I did contact the police, and the Victim Support Group (from what I can tell, the only organization working against domestic violence in-country) to tell them what I saw. I was promised an investigation, although generally the police are not responsive to ‘domestic issues.’ And while we were the only ones there at that moment, Cross Island Road is a fairly busy one, and I saw a lot of traffic passing me in the opposite direction. But, there’s no guarantee any of them stopped, or cared, or would have helped her. The attitude here is sadly typical–if a girl shames her family, or not, and they are beating her, it’s a private matter.
I don’t need to tell you how sick I felt driving away, or how helpless and sad and angry I was afterwards. I will tell you that it’s strange how shocked the mind is in the moment of witnessing extreme violence. For a few instants, it tries to rationalize away what you are seeing, until ugly reality asserts itself. And I will tell you, it was a sobering reminder that work against domestic violence still has miles and miles to go.
As violent as my low point was, my high point is passive, in the best way. After playing in a rugby tournament one Saturday, one of the coaches told me he would be driving out to the villages to drop off some of the girls that stayed behind to watch the senior men’s club game. There is one road that encircles the island–if you drive west out of Apia, you head towards the airport, if you drive east, you drive along beautiful coastline and eventually into the mountains. He was heading east, and invited me along for the drive. Unsafe as it is (sorry parents), one of the things I will definitely miss is riding in the back of a pickup truck in the cool evening air after a long, hot day.

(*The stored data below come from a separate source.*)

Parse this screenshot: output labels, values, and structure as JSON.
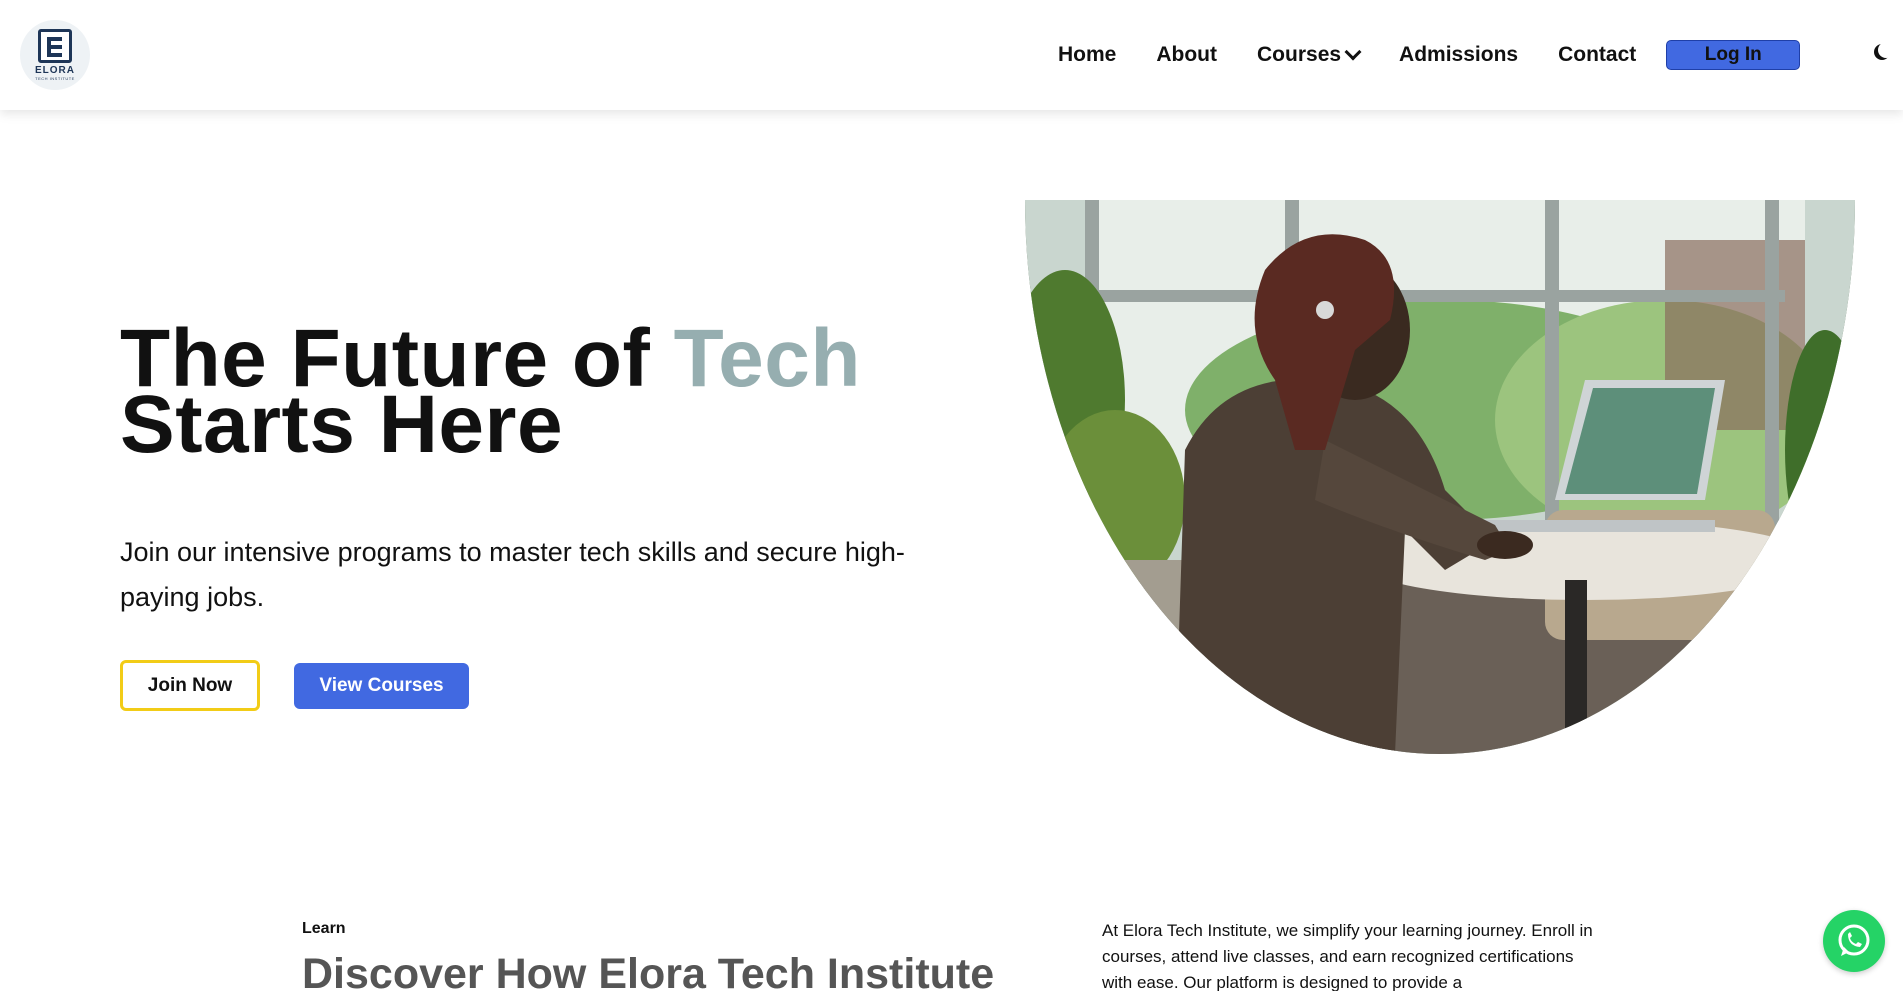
{
  "brand": {
    "logo_text": "ELORA",
    "logo_sub": "TECH INSTITUTE"
  },
  "nav": {
    "home": "Home",
    "about": "About",
    "courses": "Courses",
    "admissions": "Admissions",
    "contact": "Contact",
    "login": "Log In"
  },
  "hero": {
    "title_line1": "The Future of ",
    "title_accent": "Tech",
    "title_line2": "Starts Here",
    "subtitle": "Join our intensive programs to master tech skills and secure high-paying jobs.",
    "join_button": "Join Now",
    "courses_button": "View Courses"
  },
  "learn": {
    "label": "Learn",
    "title": "Discover How Elora Tech Institute",
    "description": "At Elora Tech Institute, we simplify your learning journey. Enroll in courses, attend live classes, and earn recognized certifications with ease. Our platform is designed to provide a"
  },
  "colors": {
    "primary": "#4169e1",
    "accent_text": "#96aeb0",
    "join_border": "#f2cc17",
    "whatsapp": "#25d366"
  },
  "icons": {
    "theme_toggle": "moon-icon",
    "courses_dropdown": "chevron-down-icon",
    "chat": "whatsapp-icon"
  }
}
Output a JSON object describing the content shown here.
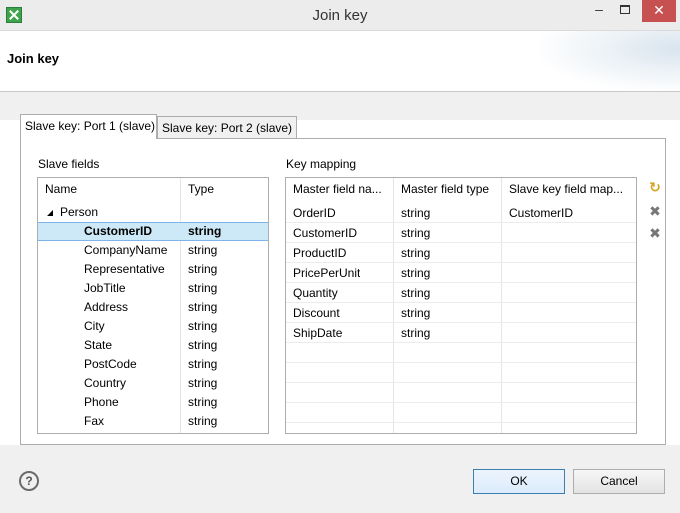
{
  "window": {
    "title": "Join key",
    "minimize": "–",
    "close": "✕"
  },
  "header": {
    "title": "Join key"
  },
  "tabs": [
    {
      "label": "Slave key: Port 1 (slave)",
      "active": true
    },
    {
      "label": "Slave key: Port 2 (slave)",
      "active": false
    }
  ],
  "slave_fields": {
    "label": "Slave fields",
    "columns": [
      "Name",
      "Type"
    ],
    "group": "Person",
    "group_arrow": "◢",
    "rows": [
      {
        "name": "CustomerID",
        "type": "string",
        "selected": true
      },
      {
        "name": "CompanyName",
        "type": "string"
      },
      {
        "name": "Representative",
        "type": "string"
      },
      {
        "name": "JobTitle",
        "type": "string"
      },
      {
        "name": "Address",
        "type": "string"
      },
      {
        "name": "City",
        "type": "string"
      },
      {
        "name": "State",
        "type": "string"
      },
      {
        "name": "PostCode",
        "type": "string"
      },
      {
        "name": "Country",
        "type": "string"
      },
      {
        "name": "Phone",
        "type": "string"
      },
      {
        "name": "Fax",
        "type": "string"
      }
    ]
  },
  "key_mapping": {
    "label": "Key mapping",
    "columns": [
      "Master field na...",
      "Master field type",
      "Slave key field map..."
    ],
    "rows": [
      {
        "master": "OrderID",
        "type": "string",
        "slave": "CustomerID"
      },
      {
        "master": "CustomerID",
        "type": "string",
        "slave": ""
      },
      {
        "master": "ProductID",
        "type": "string",
        "slave": ""
      },
      {
        "master": "PricePerUnit",
        "type": "string",
        "slave": ""
      },
      {
        "master": "Quantity",
        "type": "string",
        "slave": ""
      },
      {
        "master": "Discount",
        "type": "string",
        "slave": ""
      },
      {
        "master": "ShipDate",
        "type": "string",
        "slave": ""
      }
    ]
  },
  "tools": [
    {
      "name": "auto-map-icon",
      "glyph": "↻"
    },
    {
      "name": "delete-icon",
      "glyph": "✖"
    },
    {
      "name": "delete-all-icon",
      "glyph": "✖"
    }
  ],
  "buttons": {
    "help": "?",
    "ok": "OK",
    "cancel": "Cancel"
  }
}
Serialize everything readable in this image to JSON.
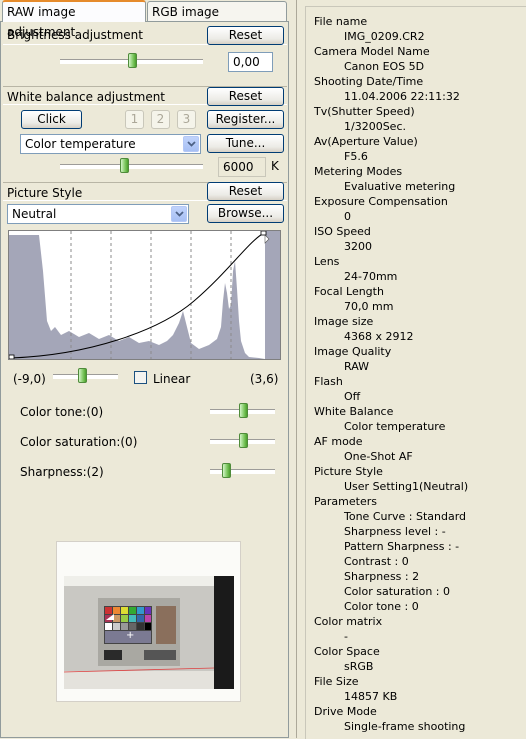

So this is my high point: wedged into the bed of a pickup truck in a pile of Samoan girls who are all chattering away, waving occasionally to people they know as we pass them; the ocean is crashing on the rocks to one side, villages appear and mountains rise on the other; after sweating all day, I am cooling down at last, my tired legs happy to be resting; the sky, or possibly the whole world, is glowing pink and orange and beautiful, it seems a certainty that clouds are transformed into something else entirely, a magical substance that makes the sky bigger than the earth; someone is playing music and occasionally a teammate shoots me a smile or raises her eyebrows; I don’t understand a word they are saying but I get happiness when I see it.
Even now, my mind is whirring as I try to find words to draw this story closed, the story of Adria in Samoa. But I could type forever, and still, I suspect, have more to say, because this is not the end of the story. I am leaving this country, but these experiences will never leave me, and the story will continue as I search for my way forward.
So I won’t try to achieve the impossible, and just say that this was the most trying personal and professional experience of my life. I learned, I tried new things, I was bored, I was happy, I was sad, I was lonely, I was excited, I was hot, I was tired, I was itchy, I was satisfied, I was fascinated, I was curious, I was frustrated… Most of all, I am grateful. I could have gone my whole life without ever coming to Samoa–after all, it’s quite out of the way, and a Pacific island is available to the US in the form of Hawaii–and I’m so glad that I didn’t miss out. The weather is hot, the culture is strong, and the land is beautiful.
So thank you, Samoa. Thank you, SPBD. Thank you, Kiva. Most of all, thank you family and friends for all the love and support. I probably would have laid down and given myself to the mercy of mosquitos and giant cockroaches if not for you.
For anyone who is interested in coming to Samoa, I’ll give you Lusila’s instructions: “Head to Hawaii, and make a left.”